Throughout the legislative debate, lawmakers steadfastly maintained they did not want to rush into opening the legal marketplace, setting a 2024 date they say will give them plenty of time to establish new rules and regulations.

For now, they’ve put off decisions about what those rules might look like until next year. Outstanding questions include how licenses will be distributed and how much say local governments will have in where pot businesses locate.

They also declined to give permission to the state’s existing medical marijuana producers to begin retail sales early, worrying it would give the companies too much of a leg up when the marketplace opens.

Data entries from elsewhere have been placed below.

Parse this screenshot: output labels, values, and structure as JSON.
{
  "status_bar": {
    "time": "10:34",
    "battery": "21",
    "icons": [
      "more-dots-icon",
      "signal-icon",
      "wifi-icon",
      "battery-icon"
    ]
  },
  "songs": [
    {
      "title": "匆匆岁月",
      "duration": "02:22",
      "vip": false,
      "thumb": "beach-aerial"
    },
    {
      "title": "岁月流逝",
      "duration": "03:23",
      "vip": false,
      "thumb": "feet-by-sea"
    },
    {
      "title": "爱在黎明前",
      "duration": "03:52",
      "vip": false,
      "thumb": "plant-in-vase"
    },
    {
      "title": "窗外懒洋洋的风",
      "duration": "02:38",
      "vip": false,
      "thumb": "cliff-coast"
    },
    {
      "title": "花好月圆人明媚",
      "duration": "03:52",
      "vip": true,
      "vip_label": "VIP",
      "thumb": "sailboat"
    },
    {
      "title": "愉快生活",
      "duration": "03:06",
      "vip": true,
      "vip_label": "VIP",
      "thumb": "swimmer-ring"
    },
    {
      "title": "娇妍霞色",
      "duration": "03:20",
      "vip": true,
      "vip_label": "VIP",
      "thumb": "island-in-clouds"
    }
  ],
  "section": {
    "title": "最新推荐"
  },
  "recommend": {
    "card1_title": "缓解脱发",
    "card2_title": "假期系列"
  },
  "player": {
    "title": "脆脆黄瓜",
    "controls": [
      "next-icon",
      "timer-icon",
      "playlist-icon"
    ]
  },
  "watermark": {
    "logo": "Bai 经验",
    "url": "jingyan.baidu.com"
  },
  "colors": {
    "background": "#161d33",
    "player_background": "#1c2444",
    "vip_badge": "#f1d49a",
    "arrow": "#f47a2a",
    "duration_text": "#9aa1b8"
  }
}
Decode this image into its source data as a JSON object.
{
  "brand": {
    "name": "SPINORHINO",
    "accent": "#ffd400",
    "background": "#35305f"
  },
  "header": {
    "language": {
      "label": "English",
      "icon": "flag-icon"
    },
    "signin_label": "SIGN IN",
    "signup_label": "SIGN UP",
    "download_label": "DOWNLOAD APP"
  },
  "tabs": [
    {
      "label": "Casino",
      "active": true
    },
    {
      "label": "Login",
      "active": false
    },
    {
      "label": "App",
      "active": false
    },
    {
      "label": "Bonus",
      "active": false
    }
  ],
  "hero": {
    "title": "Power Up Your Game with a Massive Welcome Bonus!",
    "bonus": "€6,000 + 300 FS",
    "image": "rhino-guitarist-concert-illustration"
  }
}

The Democrats who carried the bills through the General Assembly have emphasized a regulatory program that will direct licenses to minority communities that faced disproportionate drug enforcement during prohibition, though again, those details will not be finalized until next year.

The final bill came close to delaying nearly all its provisions until 2024, but Democratic Gov. Ralph Northam sent the measure back to the legislature to speed the legalization timeline following an outcry by activists.

Those amendments briefly appeared to be imperiled by infighting among Democrats, but ultimately passed in the final hours of the legislative session with Democratic Lt. Gov. Justin Fairfax breaking a tie vote.

No Republicans voted for the bill. Some had voiced support for the measure, but said they opposed pro-union language inserted by Northam, though that amendment will not become effective unless it is approved again next year.

Other GOP lawmakers questioned the wisdom of abandoning the earlier version of the bill, calling Northam’s amendments a train wreck.

“It’s because some activists want marijuana legalized,” said Del. Chris Head, R-Botetourt. “And they want it legalized now, consequences be damned.”

Democrats countered that legalization’s time had simply come.

“One of the reasons I support making it come into effect soon is if we don’t, and we have to wait another three years, I’ll be in my 80s before I can do legally what I was doing illegally in my 20s,” said Sen. Janet Howell, D-Fairfax.